What about President Donald Trump? I know during your campaign you said you supported him. Have his policy changes since taking office altered your stance?
The president is certainly imperfect. I’m going to agree with him on many things, and I’m going to disagree. And I’m not going to be bashful when I disagree with him — particularly the immigration order that came down. I agree with stronger vetting, but I disagreed with him publicly on a Muslim ban. It’s unconstitutional. The implementation of this order was very bad. I’m on an equal branch of government, and we’re there to provide oversight of the executive branch sometimes. If I agree with the president, I’ll say it, but if I don’t I’ll say it.
As someone who has worked with special forces and the intelligence community, what is your take on the issue of immigration?
“The president is certainly imperfect.
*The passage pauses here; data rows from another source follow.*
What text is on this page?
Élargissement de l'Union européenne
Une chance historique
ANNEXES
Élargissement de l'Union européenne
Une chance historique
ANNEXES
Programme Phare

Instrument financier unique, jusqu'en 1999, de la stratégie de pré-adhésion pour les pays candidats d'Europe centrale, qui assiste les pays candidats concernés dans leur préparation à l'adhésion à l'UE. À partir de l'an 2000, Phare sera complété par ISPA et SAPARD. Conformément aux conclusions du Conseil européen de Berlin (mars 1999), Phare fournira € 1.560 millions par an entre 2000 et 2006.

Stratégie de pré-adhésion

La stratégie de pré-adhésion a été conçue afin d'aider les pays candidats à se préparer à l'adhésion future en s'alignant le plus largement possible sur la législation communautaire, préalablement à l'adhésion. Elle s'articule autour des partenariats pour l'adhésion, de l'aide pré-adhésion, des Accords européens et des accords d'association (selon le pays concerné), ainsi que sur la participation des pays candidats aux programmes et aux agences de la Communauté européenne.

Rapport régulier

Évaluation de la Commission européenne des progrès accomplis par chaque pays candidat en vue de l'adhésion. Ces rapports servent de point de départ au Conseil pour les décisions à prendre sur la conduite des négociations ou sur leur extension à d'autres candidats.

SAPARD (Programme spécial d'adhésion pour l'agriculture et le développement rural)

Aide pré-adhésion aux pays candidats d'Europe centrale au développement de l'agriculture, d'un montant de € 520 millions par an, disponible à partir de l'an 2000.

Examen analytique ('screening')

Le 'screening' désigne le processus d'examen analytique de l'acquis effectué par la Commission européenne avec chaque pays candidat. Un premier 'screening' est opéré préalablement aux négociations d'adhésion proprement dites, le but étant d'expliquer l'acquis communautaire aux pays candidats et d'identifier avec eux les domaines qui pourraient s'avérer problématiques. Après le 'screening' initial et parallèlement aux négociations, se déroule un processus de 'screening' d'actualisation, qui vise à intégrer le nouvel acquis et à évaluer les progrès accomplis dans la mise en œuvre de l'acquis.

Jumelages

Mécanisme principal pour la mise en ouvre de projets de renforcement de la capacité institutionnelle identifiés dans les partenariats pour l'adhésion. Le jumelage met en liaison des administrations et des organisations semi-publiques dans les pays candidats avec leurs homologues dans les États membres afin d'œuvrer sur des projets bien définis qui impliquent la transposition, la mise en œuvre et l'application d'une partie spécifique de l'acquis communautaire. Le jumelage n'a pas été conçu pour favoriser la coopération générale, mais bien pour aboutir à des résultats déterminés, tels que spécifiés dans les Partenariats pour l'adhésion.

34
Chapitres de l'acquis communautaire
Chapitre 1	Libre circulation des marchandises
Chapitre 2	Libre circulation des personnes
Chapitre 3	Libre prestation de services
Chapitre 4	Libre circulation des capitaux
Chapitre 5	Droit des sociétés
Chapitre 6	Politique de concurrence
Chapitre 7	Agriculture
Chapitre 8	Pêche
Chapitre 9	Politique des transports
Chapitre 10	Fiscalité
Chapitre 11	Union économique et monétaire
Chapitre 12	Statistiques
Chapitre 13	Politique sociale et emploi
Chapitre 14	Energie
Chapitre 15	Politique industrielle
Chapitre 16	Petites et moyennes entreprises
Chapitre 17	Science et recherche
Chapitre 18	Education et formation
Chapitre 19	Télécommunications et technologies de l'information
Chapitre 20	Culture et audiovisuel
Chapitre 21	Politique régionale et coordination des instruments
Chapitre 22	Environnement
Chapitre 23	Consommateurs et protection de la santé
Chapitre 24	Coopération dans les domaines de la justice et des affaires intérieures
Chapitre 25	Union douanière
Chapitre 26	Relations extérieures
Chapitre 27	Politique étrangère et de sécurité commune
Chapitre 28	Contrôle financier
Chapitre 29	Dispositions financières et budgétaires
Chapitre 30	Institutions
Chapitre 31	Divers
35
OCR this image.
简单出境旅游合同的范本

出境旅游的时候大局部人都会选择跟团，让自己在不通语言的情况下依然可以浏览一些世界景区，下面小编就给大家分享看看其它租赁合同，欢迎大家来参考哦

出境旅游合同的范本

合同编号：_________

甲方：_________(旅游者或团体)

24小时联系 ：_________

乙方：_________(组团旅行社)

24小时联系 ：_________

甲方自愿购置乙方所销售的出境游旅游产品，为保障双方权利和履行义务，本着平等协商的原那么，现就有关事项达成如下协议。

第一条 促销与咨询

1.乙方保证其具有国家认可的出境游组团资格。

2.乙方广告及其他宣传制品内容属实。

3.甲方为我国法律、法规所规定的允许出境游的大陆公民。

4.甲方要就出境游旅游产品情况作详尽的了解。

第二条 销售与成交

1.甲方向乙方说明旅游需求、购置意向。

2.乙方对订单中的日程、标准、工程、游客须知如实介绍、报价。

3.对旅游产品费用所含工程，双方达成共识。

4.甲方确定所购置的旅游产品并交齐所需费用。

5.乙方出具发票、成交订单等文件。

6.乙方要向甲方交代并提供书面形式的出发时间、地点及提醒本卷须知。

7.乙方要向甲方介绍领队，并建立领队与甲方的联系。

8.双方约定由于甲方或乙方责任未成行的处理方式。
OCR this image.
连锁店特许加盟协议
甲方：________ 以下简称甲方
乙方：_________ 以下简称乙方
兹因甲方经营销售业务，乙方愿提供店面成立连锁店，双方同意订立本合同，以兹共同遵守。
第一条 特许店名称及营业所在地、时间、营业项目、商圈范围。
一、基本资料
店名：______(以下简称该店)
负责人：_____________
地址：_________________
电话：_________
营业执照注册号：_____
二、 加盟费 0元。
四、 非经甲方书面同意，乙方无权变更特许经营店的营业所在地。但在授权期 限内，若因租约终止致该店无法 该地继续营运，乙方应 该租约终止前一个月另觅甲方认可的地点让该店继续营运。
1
I’m going to agree with him on many things, and I’m going to disagree. And I’m not going to be bashful when I disagree with him.”
We’re obviously a country of immigrants. A lot of us in the military who served have been personally exposed to the humanity that’s there, the tragic stories, and a lot of us would love nothing better than to take some of those folks back here right away. On the other side, we’ve seen the ugliness that goes on too. I believe this country should always have a door that’s open to immigrants who want to come here, respect our laws, respect our people, and who we are as a nation.
You’re a broken with the Republican Party on a particular issue, and plan to tackle discrimination against LGBT renters and homebuyers. Did serving in the military inform your views on this?
In the military, no one cares if you’re gay. Do you meet the standard? Are you going to save my life? It shouldn’t be a topic we talk about. To me, the military is a disciplined fighting force, and it should be as lethal as possible. As far as LGBT discrimination and real estate, I felt like there was a gap for a vulnerable population and I wanted to fill it. I think it’s the right thing to do.
Are there any other areas where you break with your Republican colleagues?
While I love the traditional Grand Old Party, there are some issues. I’m certainly more engaged on sea-level rise and flooding than some of my GOP counterparts, a big issue in Hampton Roads. I’m also for some criminal justice improvement, too. We’ve got to disincentivize the cycle of criminality. I definitely break with my party in certain ways. I am who I am, really.